Шрифт:
Интервал:
Закладка:
– А сейчас? – тихо произнесла Марьяна. – Что изменилось сейчас, если ты предлагаешь помощь?
– Я предлагаю помощь не ей, – так же тихо ответил Иван, – а тебе.
– Мне кажется, что это сон, – произнесла Марьяна после долгой паузы. – Так не может быть.

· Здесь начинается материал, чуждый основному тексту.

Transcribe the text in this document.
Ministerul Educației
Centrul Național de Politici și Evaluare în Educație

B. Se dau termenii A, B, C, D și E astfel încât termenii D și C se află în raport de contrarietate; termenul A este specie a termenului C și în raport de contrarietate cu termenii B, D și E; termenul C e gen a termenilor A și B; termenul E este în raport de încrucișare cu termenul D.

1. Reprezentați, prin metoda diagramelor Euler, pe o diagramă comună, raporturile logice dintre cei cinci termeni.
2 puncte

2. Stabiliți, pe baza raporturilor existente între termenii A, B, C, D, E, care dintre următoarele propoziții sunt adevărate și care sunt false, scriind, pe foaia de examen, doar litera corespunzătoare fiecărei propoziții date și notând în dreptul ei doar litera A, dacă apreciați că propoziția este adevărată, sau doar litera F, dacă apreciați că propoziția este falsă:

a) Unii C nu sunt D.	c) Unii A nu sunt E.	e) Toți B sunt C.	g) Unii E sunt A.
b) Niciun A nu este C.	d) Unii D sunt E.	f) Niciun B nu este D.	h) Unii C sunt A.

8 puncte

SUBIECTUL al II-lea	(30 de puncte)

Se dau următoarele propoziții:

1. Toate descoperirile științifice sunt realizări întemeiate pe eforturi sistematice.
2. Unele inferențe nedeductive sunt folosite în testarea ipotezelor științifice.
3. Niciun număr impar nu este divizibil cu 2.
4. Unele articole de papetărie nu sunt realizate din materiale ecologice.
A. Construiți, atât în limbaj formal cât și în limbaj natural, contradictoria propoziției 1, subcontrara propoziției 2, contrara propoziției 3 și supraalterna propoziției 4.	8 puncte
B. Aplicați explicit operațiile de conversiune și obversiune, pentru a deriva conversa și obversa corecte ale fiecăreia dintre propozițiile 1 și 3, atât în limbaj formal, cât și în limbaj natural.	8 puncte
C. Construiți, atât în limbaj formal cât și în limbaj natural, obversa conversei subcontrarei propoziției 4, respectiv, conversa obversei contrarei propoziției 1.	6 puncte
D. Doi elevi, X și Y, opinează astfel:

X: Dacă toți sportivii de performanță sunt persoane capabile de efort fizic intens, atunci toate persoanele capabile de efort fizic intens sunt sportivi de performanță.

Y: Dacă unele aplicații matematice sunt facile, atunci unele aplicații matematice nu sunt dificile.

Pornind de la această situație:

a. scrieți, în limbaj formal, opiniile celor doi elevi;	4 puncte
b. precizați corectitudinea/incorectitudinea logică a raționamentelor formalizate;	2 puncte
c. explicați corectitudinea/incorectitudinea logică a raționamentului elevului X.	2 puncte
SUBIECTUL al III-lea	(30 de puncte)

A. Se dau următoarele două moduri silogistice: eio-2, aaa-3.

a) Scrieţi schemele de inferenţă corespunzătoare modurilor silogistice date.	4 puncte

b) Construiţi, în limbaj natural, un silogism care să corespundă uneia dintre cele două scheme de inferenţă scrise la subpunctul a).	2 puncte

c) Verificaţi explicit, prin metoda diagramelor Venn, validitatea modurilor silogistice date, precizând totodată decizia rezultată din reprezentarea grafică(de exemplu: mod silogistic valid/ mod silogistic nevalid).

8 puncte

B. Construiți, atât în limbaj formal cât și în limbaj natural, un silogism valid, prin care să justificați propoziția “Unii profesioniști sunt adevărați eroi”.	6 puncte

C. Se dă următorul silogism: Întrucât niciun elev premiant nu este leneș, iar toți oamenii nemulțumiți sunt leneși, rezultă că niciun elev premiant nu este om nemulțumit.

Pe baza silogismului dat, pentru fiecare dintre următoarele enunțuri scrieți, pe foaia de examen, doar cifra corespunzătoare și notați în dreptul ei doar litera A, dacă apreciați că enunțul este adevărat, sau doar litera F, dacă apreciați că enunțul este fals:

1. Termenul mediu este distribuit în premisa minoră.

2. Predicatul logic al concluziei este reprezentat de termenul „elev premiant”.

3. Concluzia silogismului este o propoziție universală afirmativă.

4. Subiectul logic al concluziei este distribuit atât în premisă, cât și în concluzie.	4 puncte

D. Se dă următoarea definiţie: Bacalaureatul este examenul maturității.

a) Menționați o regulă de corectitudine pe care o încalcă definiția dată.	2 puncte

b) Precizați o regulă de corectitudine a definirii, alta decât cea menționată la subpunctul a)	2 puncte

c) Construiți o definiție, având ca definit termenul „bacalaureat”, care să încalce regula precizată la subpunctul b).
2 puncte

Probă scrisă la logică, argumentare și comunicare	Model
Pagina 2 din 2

– Почему? – буднично удивился Иван. – Почему не может? Это случается в жизни. Люди ведут себя совершенно не так, как мы от них ожидаем. Под розовыми очками кажется, будто люди должны быть добрыми, понимающими, честными, вести себя благородно, но правда, Марьяна, состоит в том, что они нам ничего не должны. Каждый человек сам по себе. Когда люди решают быть вместе и любят друг друга – это одно, когда у них настоящая семья, где любовь и поддержка, благодарность друг другу превыше всего, где другой хочет дать тебе больше, чем ты ему, и это постоянно растет, – да, вот это по-настоящему. Но ведь это происходит не так часто. Люди живут в плену своих страхов, ожиданий, сомнений. Люди желают заполучить то, что им не принадлежит, – просто потому, что считают, будто этот мир им должен по умолчанию. И таких огромное количество, тех, кто не видит своих границ, своих реальных возможностей. Это скорее нормально в нашем обществе, хотя это ненормально. И даже когда оказывается, что наши близкие поступили так… Ну, что ж, они наши близкие, просто они поступили так.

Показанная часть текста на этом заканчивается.